Gurugram-based electric mobility startup Drivn, founded by Manav Bansal and Alpna Jain, a former NITI Aayog executive, has built a $140 million capital pool, including an $80 million investment from Nomura in February 2026, and signed up around 300 electric buses and trucks, as it targets India’s capital-intensive heavy commercial EV segment.
Unlike passenger EVs, heavy vehicle deployment is charging-led, with use cases defined first and infrastructure built around them. Charging is planned route by route rather than as a public network, with dedicated stations at points of origin such as warehouses and depots along high-utilisation freight corridors like Chennai–Bangalore, Panipat–Kotputli, and the Gujarat–Madhya Pradesh belt.

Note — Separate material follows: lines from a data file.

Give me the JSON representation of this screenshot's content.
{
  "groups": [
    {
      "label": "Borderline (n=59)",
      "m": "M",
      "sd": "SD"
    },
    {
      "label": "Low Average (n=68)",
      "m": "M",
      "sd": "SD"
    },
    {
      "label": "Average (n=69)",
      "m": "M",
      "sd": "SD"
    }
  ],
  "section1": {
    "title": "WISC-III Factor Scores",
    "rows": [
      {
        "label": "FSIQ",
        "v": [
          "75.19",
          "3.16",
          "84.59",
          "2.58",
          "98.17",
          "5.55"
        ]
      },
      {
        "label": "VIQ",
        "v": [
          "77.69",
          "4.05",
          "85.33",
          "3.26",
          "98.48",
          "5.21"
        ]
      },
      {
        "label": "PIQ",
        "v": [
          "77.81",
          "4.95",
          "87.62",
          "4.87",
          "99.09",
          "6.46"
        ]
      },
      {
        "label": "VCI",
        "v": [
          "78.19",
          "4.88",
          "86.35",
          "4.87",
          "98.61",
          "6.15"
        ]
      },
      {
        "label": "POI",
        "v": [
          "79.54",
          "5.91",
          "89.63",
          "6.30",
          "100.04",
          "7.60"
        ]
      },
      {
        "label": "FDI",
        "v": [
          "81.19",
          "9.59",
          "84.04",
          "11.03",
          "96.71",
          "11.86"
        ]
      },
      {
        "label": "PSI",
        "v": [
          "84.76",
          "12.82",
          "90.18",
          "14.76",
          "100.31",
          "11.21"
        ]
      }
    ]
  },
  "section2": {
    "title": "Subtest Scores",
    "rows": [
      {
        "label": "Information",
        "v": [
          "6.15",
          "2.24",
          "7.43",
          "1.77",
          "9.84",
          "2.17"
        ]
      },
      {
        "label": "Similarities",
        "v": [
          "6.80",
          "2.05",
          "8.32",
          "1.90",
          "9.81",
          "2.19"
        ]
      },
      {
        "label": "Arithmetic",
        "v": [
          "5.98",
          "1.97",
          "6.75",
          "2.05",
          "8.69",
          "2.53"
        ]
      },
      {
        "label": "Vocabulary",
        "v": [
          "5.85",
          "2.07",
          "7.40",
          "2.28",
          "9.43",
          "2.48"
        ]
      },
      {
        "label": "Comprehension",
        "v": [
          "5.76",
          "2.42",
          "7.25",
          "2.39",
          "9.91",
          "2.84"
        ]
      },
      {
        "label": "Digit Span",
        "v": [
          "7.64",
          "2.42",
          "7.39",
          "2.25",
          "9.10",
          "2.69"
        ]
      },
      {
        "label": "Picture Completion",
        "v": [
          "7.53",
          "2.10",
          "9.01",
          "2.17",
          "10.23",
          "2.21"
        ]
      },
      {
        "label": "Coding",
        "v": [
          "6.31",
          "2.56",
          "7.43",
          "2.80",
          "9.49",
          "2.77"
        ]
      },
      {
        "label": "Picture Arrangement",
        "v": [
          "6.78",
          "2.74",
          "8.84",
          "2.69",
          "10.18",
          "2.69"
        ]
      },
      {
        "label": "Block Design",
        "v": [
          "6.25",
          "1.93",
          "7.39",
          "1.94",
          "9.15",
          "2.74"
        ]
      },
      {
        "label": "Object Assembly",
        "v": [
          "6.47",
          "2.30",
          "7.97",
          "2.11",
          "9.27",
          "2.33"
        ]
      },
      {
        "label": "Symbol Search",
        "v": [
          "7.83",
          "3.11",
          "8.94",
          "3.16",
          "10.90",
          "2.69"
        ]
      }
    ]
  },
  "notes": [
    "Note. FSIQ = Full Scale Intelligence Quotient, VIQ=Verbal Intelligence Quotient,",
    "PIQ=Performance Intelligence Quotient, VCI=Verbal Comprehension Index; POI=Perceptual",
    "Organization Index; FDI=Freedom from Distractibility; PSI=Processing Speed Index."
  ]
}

For electric buses, the company has partnered with intercity operator LeafyBus to deploy fleets on high-traffic routes such as Delhi–Amritsar and Delhi–Dehradun, supported by dedicated charging infrastructure linked to these corridordeployments.
For trucks, this typically means closed-loop systems at factories and logistics hubs, while bus routes are supported by corridor-based charging set up alongside operators. The model reflects a policy-aware approach to infrastructure, with charging planned alongside fleet deployment rather than relying on public networks.
In the electric buses space, the company’s 18-odd electric buses have been leased to LeafyBus, which uses Drivn’s leasing platform to deploy electric fleets on intercity routes.
Drivn works with multiple OEMs, including Ashok Leyland, Tata Motors, JBM, and Volvo–Eicher, to source intercity electric buses, positioning itself as an aggregator rather than being tied to a single manufacturer. The company is also evaluating emerging electric truck platforms as the segment evolves
From day one, when Alpna and I started thinking about it, we had one clear idea, that we would focus on large form factors and scale,” Bansal said, speaking to businessline
That decision set Drivn apart. While much of India’s EV transition has so far been led by two- and three-wheelers, the founders chose to go after the hardest segment, heavy trucks and intercity buses, where adoption has lagged despite accounting for 70-80% of freight movement.
Both founders come from institutional backgrounds, with Jain bringing policy and investment experience from her stint at NITI Aayog and Bansal from global capital platforms—shaping Drivn’s approach to building a private-sector, finance-led solution rather than waiting for subsidies to unlock the market.
“At a very basic level, we buy the electric bus or truck and lease it to operators,” Bansal said, describing the model as simple in structure but layered with technology to optimise fleet performance.
The bet rests on economics. A diesel bus costs about ₹50 per kilometre to run, compared with roughly ₹35 per kilometre for electric, translating into savings of nearly ₹30 lakh annually. Drivn’s model captures these savings and shares them with operators, effectively turning cost efficiency into a financing mechanism. The founders say their approach is to solve the financing constraint first, rather than wait for infrastructure or subsidies to catch up.
The challenge is upfront cost. Electric buses can cost significantly more than diesel equivalents, making financing the key bottleneck. “You pay more upfront, but the savings are real—the gap is financing,” Bansal said.
Charging, another constraint, is being handled through partnerships rather than ownership. “We tie up with charge point operators… whoever gives us the best deal—Charge Zone, Statiq, Jio-BP,” Bansal said.
The founders have also consciously avoided government-heavy contracts. “In government contracts, you get the beta, not the alpha,” Bansal said, explaining the preference for private, market-led routes.
The founders are building the business with a capital-first approach, focusing on scale early to establish a foothold in what they see as a narrow window of opportunity. The company expects to build a vehicle asset base of over ₹1,200 crore in the near term and target ₹1,340 crore AUM by FY27, a scale that implies a rapidly expanding fleet as deployments accelerate.
A key part of the thesis is timing. “There is a five- to seven-year window before banks come in and scale and picks up; by then we would have scaled far ahead as the early adopters in the game” Bansal said.
Electric trucks and buses remain early in their adoption cycle, but the opportunity is large. If financing and infrastructure fall into place, they could become the most consequential segment of India’s EV transition., he explained.